Just as there is a great range of angles between helix E and
helix F of a single EF-hand so there is also a range of
relationship between the first (ODD numbered) and second (EVEN)
EF-hand. Both, either, or neither might bind calcium. When both bind
calcium they may do so cooperatively but this is still subject to
debate.
There are three general patterns among the fourteen subfamilies
of known structure. The EF-hand protein is involved in
information transduction and an _-helix of the target protein lies in
the hydophobic groove between two EF-hands. This groove, in CAM and in
TNC is more exposed when the two EF-hands are in the calcium forms and
their respective helices E and F are more open. In the second pattern
an _-helix of a chimeric protein lies within the ODD, EVEN groove of
the same protein. This self binding is inferred to be, at least in
some instances, a component of the information transduction pathway.
In the third pattern the EF-hand protein is involved in calcium
buffering or transport and the ODD, EVEN groove is either covered as in
PARV by EF-hand 2 or partially occluded by the 1,2 loop as in ICBP.
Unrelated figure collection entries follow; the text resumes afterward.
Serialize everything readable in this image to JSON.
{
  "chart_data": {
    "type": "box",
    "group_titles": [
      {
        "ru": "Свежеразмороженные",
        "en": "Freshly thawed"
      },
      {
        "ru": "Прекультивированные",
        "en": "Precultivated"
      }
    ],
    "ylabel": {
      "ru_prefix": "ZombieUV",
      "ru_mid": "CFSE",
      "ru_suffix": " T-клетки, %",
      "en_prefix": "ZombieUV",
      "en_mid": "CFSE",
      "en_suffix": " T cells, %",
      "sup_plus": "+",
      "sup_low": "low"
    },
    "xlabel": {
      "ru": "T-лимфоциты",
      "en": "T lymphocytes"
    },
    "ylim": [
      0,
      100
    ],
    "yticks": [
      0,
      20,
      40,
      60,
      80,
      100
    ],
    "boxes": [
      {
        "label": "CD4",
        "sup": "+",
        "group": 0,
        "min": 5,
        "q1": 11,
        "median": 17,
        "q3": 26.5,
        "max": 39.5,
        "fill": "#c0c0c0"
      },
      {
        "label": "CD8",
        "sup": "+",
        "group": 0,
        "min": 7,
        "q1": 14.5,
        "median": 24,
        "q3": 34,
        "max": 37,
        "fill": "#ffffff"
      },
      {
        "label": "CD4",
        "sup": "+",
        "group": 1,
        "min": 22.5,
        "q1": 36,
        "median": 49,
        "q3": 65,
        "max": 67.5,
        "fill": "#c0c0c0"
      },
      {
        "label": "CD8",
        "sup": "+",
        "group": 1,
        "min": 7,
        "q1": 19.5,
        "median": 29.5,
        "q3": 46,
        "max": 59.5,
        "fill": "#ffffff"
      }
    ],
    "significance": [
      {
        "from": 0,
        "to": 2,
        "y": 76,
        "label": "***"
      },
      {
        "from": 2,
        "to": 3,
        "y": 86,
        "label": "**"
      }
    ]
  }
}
One can safely anticipate that other patterns of function will be
revealed as more structures are determined.
Congruence is an
important characteristic in assigning proteins to subfamilies and in
grouping subfamilies such as CTER and CPV. By definition all members
of a subfamily must be congruent, as illustrated in the dendrogram
computed from the 56 domains of fourteen TNC's from ten different
species, figure 4. The dendrogram illustrates the two essential
characteristics of congruence. All domains 1 are more closely related
to one another than to other domains; correspondingly all domains 2
cluster together as do domains 3 and 4. Second, the distribution of
domains within each of the dendrograms of the four subdomains is
(nearly) identical. An additional interesting characteristic, not
inherent to the concept of congruence, is that the cluster of domains 1
is most closely related to domains 3 and the domains 2 are more closely
related to domains 4. This reflects a gene duplication and fusion of
an ODD, EVEN pair of EF-hands in the
ancestor of all animals that have TNC.
Correspondingly, if two subfamilies are congruent, the
dendrograms computed from their constituent proteins will be
(nearly) identical to those computed from the corresponding domains of
those constituent proteins. For instance all ten subfamilies within
CTER are inferred to have evolved from a common, four domain precursor
by gene duplication and subsequent divergent evolution figure 5.